Time | Programme |
---|---|
09:00 - 09:15 | Opening |
09:15 - 10:00 | Keynote - Prof. Anna Danielsson |
10:00 - 10:30 | Science Talk 1 - Dr. Shantanu Dave |
10:30 - 11:00 | Coffee Break |
11:00 - 11:30 | Science Talk 2 - Prof. Mathea Sophia Galanski |
11:30 - 12:00 | Science Talk 3 - Prof. Nergis Mavalvala |
12:00 - 12:30 | Science Talk 4 - Prof. Chi Zhang |
12:30 - 13:30 | Lunch Break |
13:30 - 15:00 | Panel discussion |
15:00 - 15:30 | Coffee Break |
15:30 - 16:45 | Science Slam |
16:45 - 17:00 | Closing remarks |
Keynote
Keynote
Anna Danielsson is a professor of Science Education at the Department of Teaching and Learning and head of the science education section at the University of Stockholm. Her research interests are centred around issues related to gender, identity and power in the context of teaching and learning science and technology. Anna Danielsson holds a PhD in physics, specialising in physics education research from Uppsala University (2009). After a two-year postdoc at the Faculty of Education, University of Cambridge, she 2012 returned to Uppsala University to take up a position as senior lecturer at the Department of Education. During the academic year of 2016/17, she held a post as Reader in Science Education at King's College London. In January 2018, she was promoted to Professor in Curriculum Studies (didactic) at Uppsala University.
Science Talk 1
Science Talk 1
Dr. Shantanu Dave is a researcher at the Faculty of Mathematics of the University of Vienna, where he focuses on global analysis of elliptic and hypoelliptic operators arising from geometries and geometry of filtered manifolds. He grew up in India, where he studied at IIT Bombay. He then obtained his PhD in mathematics from Pennsylvania State University. From 2012 to 2017, he led several research projects at the Wolfgang Pauli Institute in Vienna and later joined the University of Vienna as a senior researcher in 2017. Dr. Dave has been visually handicapped most of his life and is legally blind. He is a strong advocate for e-math accessibility and is therefore interested in improving the availability of STEM literature for people with reduced eyesight by exploring different tools and techniques.
Science Talk 2
Science Talk 2
Mathea Galanski is an Associate Professor at the Department of Inorganic Chemistry of the University of Vienna. She studied chemistry at the University of Heidelberg and received a doctorate in chemistry in 1996 from the same university.
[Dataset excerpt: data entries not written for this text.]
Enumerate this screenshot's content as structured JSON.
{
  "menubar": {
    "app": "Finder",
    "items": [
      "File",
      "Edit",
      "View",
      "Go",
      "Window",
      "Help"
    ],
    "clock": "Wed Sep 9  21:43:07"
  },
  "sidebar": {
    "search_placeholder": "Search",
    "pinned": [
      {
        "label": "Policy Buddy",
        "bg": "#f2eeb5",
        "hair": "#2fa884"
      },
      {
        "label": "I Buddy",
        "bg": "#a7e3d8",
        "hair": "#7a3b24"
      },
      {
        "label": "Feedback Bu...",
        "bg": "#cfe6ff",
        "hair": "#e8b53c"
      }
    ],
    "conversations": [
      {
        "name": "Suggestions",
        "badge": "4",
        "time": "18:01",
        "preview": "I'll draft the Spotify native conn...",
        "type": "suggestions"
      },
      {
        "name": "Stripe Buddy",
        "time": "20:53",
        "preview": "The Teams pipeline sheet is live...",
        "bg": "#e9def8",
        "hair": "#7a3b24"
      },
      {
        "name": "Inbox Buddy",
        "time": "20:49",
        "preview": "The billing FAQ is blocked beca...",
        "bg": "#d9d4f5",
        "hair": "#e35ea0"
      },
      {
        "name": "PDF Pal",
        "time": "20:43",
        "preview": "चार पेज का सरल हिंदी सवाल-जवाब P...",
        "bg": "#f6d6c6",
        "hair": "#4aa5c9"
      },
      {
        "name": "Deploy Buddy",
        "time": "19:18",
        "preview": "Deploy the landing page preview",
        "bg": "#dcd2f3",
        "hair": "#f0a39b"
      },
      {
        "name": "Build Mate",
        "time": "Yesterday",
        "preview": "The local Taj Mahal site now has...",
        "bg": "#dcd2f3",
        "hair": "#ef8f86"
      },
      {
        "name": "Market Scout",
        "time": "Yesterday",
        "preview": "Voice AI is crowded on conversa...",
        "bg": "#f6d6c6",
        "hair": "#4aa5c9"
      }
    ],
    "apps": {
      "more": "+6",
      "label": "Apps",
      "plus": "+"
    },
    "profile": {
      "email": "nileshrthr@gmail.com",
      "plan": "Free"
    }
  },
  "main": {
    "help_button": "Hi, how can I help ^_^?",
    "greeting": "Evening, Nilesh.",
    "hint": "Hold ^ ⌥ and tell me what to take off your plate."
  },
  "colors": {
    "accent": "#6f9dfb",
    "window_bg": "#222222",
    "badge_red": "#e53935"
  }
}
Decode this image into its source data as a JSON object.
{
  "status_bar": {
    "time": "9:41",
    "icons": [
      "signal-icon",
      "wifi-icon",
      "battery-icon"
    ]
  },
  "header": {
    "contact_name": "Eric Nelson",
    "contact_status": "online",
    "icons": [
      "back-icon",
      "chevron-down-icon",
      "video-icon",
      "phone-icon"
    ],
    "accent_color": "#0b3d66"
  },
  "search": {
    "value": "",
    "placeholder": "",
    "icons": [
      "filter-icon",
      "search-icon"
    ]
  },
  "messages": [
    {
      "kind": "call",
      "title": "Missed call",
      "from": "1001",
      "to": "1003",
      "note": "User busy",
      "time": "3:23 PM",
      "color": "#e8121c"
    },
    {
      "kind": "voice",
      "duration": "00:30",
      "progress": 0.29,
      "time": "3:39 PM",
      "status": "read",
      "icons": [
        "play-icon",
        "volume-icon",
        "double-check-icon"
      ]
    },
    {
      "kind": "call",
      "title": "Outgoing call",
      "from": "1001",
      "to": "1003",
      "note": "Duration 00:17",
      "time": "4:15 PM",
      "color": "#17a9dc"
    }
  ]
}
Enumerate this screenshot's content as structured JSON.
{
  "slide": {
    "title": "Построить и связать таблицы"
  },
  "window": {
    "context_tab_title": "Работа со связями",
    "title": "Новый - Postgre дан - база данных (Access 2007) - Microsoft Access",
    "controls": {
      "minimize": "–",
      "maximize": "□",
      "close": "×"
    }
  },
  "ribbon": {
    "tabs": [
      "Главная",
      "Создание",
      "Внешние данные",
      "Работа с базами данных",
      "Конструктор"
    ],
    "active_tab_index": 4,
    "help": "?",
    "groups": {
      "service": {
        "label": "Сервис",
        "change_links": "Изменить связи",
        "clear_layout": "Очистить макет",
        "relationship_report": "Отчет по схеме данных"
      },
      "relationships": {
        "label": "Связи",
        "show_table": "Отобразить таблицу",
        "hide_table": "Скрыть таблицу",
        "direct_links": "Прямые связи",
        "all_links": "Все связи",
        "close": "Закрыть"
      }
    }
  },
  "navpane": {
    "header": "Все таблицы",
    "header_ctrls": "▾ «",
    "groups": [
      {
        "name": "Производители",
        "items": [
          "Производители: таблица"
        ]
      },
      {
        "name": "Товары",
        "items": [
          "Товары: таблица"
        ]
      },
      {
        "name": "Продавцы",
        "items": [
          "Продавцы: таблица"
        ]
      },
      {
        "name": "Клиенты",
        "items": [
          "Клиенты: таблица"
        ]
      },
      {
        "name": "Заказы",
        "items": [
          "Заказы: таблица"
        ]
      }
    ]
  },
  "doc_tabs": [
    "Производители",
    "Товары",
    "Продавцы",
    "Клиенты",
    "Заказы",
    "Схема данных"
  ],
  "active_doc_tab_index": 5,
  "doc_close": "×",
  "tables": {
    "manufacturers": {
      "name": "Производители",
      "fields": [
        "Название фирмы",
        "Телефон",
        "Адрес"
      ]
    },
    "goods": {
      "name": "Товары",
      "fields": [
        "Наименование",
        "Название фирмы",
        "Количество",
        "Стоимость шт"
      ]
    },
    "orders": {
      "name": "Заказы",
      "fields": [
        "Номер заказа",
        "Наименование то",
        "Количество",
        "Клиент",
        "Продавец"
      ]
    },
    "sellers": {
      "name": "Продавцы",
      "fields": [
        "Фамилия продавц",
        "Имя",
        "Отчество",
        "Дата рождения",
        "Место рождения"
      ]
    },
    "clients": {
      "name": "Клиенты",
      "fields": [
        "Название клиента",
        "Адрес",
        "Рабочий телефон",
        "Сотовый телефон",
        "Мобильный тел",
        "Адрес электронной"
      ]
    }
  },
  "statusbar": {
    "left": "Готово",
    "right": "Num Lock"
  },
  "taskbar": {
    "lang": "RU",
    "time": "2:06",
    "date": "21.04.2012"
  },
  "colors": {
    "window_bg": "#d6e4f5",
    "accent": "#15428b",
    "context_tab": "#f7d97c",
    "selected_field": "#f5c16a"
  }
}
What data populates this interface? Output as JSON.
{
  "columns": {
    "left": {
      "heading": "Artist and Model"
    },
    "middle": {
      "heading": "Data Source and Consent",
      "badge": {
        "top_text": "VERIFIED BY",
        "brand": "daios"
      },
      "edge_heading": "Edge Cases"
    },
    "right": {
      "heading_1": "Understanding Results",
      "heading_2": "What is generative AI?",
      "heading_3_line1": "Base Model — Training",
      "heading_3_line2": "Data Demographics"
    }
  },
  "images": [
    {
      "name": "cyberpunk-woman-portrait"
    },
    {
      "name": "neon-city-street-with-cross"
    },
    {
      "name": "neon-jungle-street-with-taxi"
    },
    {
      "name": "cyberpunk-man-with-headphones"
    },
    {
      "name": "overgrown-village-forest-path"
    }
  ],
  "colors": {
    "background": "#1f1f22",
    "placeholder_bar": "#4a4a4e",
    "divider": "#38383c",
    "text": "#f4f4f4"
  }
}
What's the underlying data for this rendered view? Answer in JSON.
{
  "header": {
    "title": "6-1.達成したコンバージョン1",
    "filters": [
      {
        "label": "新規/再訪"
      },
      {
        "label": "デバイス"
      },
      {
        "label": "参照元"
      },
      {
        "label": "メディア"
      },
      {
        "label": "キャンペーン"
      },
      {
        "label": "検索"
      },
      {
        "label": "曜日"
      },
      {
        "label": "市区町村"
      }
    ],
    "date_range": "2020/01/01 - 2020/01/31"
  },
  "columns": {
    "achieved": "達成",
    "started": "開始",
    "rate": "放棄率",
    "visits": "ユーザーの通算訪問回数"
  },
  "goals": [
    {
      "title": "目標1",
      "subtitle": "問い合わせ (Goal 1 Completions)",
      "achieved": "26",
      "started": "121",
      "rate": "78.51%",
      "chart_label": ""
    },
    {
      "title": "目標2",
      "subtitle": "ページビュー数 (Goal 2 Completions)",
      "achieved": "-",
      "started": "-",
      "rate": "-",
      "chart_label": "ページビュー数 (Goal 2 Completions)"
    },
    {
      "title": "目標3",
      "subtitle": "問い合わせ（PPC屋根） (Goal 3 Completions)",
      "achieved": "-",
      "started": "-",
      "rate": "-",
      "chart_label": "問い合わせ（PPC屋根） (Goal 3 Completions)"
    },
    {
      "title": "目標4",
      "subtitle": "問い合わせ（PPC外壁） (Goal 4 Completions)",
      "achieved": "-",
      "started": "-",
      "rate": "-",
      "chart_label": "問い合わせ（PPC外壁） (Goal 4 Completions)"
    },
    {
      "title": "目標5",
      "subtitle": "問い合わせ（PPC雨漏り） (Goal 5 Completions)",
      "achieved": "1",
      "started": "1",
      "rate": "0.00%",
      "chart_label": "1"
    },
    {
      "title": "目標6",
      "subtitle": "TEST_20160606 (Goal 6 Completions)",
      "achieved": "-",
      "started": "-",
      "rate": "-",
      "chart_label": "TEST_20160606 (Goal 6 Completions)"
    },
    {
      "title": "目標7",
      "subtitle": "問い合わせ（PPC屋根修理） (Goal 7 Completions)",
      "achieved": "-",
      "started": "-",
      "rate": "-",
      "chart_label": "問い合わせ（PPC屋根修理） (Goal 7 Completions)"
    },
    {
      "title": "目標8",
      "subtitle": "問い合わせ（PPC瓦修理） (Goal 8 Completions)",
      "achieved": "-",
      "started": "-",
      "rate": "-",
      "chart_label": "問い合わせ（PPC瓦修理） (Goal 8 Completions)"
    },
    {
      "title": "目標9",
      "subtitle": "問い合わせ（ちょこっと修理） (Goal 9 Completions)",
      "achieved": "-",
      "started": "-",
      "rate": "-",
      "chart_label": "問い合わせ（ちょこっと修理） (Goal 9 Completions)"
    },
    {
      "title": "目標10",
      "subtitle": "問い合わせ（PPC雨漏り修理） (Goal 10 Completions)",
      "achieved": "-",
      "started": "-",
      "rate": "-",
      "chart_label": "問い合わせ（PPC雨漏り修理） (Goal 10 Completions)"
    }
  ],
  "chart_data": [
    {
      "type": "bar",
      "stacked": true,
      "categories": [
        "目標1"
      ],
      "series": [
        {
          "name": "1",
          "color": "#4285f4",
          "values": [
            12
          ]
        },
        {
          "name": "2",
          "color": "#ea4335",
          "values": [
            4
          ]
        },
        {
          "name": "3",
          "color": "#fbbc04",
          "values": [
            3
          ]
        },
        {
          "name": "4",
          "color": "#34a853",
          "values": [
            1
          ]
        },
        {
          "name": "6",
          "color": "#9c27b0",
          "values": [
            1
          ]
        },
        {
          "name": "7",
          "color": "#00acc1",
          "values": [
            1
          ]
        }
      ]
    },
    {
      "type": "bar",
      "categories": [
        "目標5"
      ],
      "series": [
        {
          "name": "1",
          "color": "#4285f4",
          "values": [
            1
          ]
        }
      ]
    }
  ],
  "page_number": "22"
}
Moreover, she is deputy head of the NMR Centre, a core facility of the Faculty of Chemistry and a member of the Vienna Doctoral School in Chemistry. She has (co)authored more than 160 publications in the field of bioinorganic chemistry with a focus on the development of platinum-based anticancer drugs, and she acts as a reviewer for an editorial board member of several journals. Prof. Mathea Galanski is an openly transgender scientist who transitioned in parallel to the COVID-19 pandemic. She is the LGBTIQ+ representative at WoChem - Women in Chemistry, trying to build a platform for an inclusive, respectful, and supportive environment at the Faculty of Chemistry.
Science Talk 3
Science Talk 3
Prof. Nergis Mavalvala, Marble Professor of Astrophysics at MIT, is a Pakistani physicist focused on detecting gravitational waves and quantum measurement science. She was born in Karachi, Pakistan then moved to the United States to obtain a BA from Wellesley College and a PhD from MIT. She was a postdoctoral fellow and research scientist at the California Institute of Technology before joining the Physics faculty at MIT in 2002. She was appointed Associate Department Head of Physics in February 2015, overseeing the department’s academic programming and student well-being for the next five years. She was elected to the National Academy of Sciences of the United States of America in 2017. In 2020, she was named Dean of MIT’s School of Science. Prof. Mavalvala is openly queer, an immigrant academician, and a mother of two.
Science Talk 4
Science Talk 4
Professor Chi Zhang is a hydrogeophysicist at the Institute for Meteorology and Geophysics of the University of Vienna. Her research interests lie in understanding the tightly coupled physical, chemical, and biological processes that govern the behavior of geologic media and their constituent fluids (water, brine, CO2, and hydrocarbons) from the micro- to macro-scale. Prof. Zhang studied in China, where she received her B.A in Environmental Science from Sun Yat-Sen University. She then obtained her PhD in Geophysics from Rutgers University in 2012 and continued her academic path by holding postdoctoral positions at the Idaho National Laboratory, Colorado School of Mines, and Rutgers University. Before joining the University of Vienna as a tenure-track assistant professor and group leader of Environmental Geophysics, Dr. Zhang was an Assistant Professor in the Department of Geology at The University of Kansas, US.